Berlin zwischendurch: Volksbühnen-Husten

Wie mich ein gefeiertes Anton-Tschechow-Stück der Berliner Volksbühne aus dem Saal trieb  – und im Foyer dann wenigstens auch noch ein bisschen was los war

Text: KiBu

Kartenkontrolle, Garderobe – in Theatern machen diese Jobs meist Studenten.  Als ich dieser Tage endlich mal »Iwanow« in der Berliner Volksbühne sehen konnte, die angeblich beste Inszenierung der Nuller-Jahre im deutschsprachigen Raum, erging es mir wie der Hauptfigur Anna: Ich kam aus dem Husten nicht mehr raus. Autor Anton Tschechow hatte seiner Anna eine Schwindsucht (TBC) verpasst, bei mir lag’s an der unglücklichen Kombination von Erkältung und reichlich Bühnennebel (für das Bühnenbild – nur wabernde Nebel – erhielt Katrin Brack den Faust-Theaterpreis in der Kategorie Ausstattung). Nach 45 Minuten räumte ich luftringend meinen Platz, das Publikum war erleichtert: Ruhe in Reihe 5.

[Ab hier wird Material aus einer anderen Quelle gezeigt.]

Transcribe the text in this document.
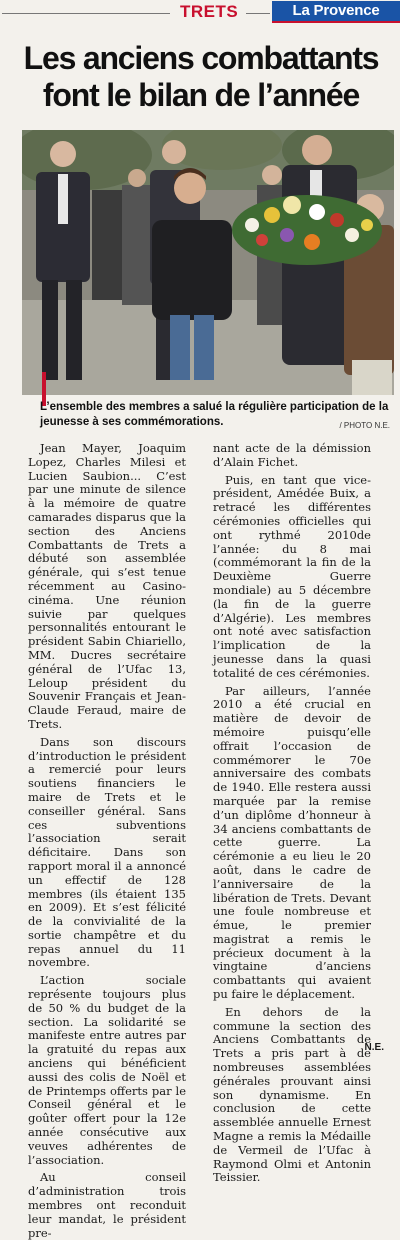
TRETS	La Provence
Les anciens combattants font le bilan de l’année
L’ensemble des membres a salué la régulière participation de la jeunesse à ses commémorations.	/ PHOTO N.E.

Jean Mayer, Joaquim Lopez, Charles Milesi et Lucien Saubion... C’est par une minute de silence à la mémoire de quatre camarades disparus que la section des Anciens Combattants de Trets a débuté son assemblée générale, qui s’est tenue récemment au Casino-cinéma. Une réunion suivie par quelques personnalités entourant le président Sabin Chiariello, MM. Ducres secrétaire général de l’Ufac 13, Leloup président du Souvenir Français et Jean-Claude Feraud, maire de Trets.

Dans son discours d’introduction le président a remercié pour leurs soutiens financiers le maire de Trets et le conseiller général. Sans ces subventions l’association serait déficitaire. Dans son rapport moral il a annoncé un effectif de 128 membres (ils étaient 135 en 2009). Et s’est félicité de la convivialité de la sortie champêtre et du repas annuel du 11 novembre.

L’action sociale représente toujours plus de 50 % du budget de la section. La solidarité se manifeste entre autres par la gratuité du repas aux anciens qui bénéficient aussi des colis de Noël et de Printemps offerts par le Conseil général et le goûter offert pour la 12e année consécutive aux veuves adhérentes de l’association.

Au conseil d’administration trois membres ont reconduit leur mandat, le président pre-

nant acte de la démission d’Alain Fichet.

Puis, en tant que vice-président, Amédée Buix, a retracé les différentes cérémonies officielles qui ont rythmé 2010de l’année: du 8 mai (commémorant la fin de la Deuxième Guerre mondiale) au 5 décembre (la fin de la guerre d’Algérie). Les membres ont noté avec satisfaction l’implication de la jeunesse dans la quasi totalité de ces cérémonies.

Par ailleurs, l’année 2010 a été crucial en matière de devoir de mémoire puisqu’elle offrait l’occasion de commémorer le 70e anniversaire des combats de 1940. Elle restera aussi marquée par la remise d’un diplôme d’honneur à 34 anciens combattants de cette guerre. La cérémonie a eu lieu le 20 août, dans le cadre de l’anniversaire de la libération de Trets. Devant une foule nombreuse et émue, le premier magistrat a remis le précieux document à la vingtaine d’anciens combattants qui avaient pu faire le déplacement.

En dehors de la commune la section des Anciens Combattants de Trets a pris part à de nombreuses assemblées générales prouvant ainsi son dynamisme. En conclusion de cette assemblée annuelle Ernest Magne a remis la Médaille de Vermeil de l’Ufac à Raymond Olmi et Antonin Teissier.

N.E.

IMG_5101Vor dem Saal saß die Kartenabreißerin auf einer Couch, neben sich einen Pappkarton, auf den Knien mehrere Bögen mit Aufklebern. Ich staunte: In Handarbeit stellte sie die Streichholzschachteln her, die als Werbegag der Volksbühne inzwischen ein Klassiker sind. 100 Schachteln präpariert sie pro Inszenierung. Vorn ein Aufkleber, hinten ein Aufkleber, das dauert. Ihre Kollegen an den Garderoben und anderen Saaltüren taten das Gleiche, eine gute Stunde sind sie damit beschäftigt. Währenddessen gibt’s schöne Dialoge:

»Warst Du schon in dem Stück?«
»Ja, ist mir aber zu schwermütig. Wie immer bei Tschechow geht’s um mürrische, verarmte Männer.«
»Ah, so ist Tschechow? Mein Stiefvater hat alles von dem im Regal. Das passt dann ja. Werde ich mir schon deshalb nicht ansehen.
»Doch, schau’s dir an. Das ist das längste Stück der Volksbühne.«
»Waaas? Das dauert noch länger als Castorfs ›Kaputt‹? Fünf Stunden sind schon echt krass.«
»Nein, ich meine, es ist am längsten im Programm. Zehn Jahre.«

Volksbuehne_Streichholzschachtel

Dann werden die Kartons mit den neupräparierten Streichholzschachteln in den alten Telefonzellen im Foyer für den nächsten Abend deponiert. Pro Zuschauer wird eineSchachtel eingeplant, manche nehmen fünf, andere keine. Bei einer ausverkauften Vorstellung wie »Iwanow« sind also um die 800 Schachteln weg.  Wie viele im ganzen Jahr zusammenkommen, weiß die Pressestelle auch nicht, aber will das klären (Info wird nachgereicht).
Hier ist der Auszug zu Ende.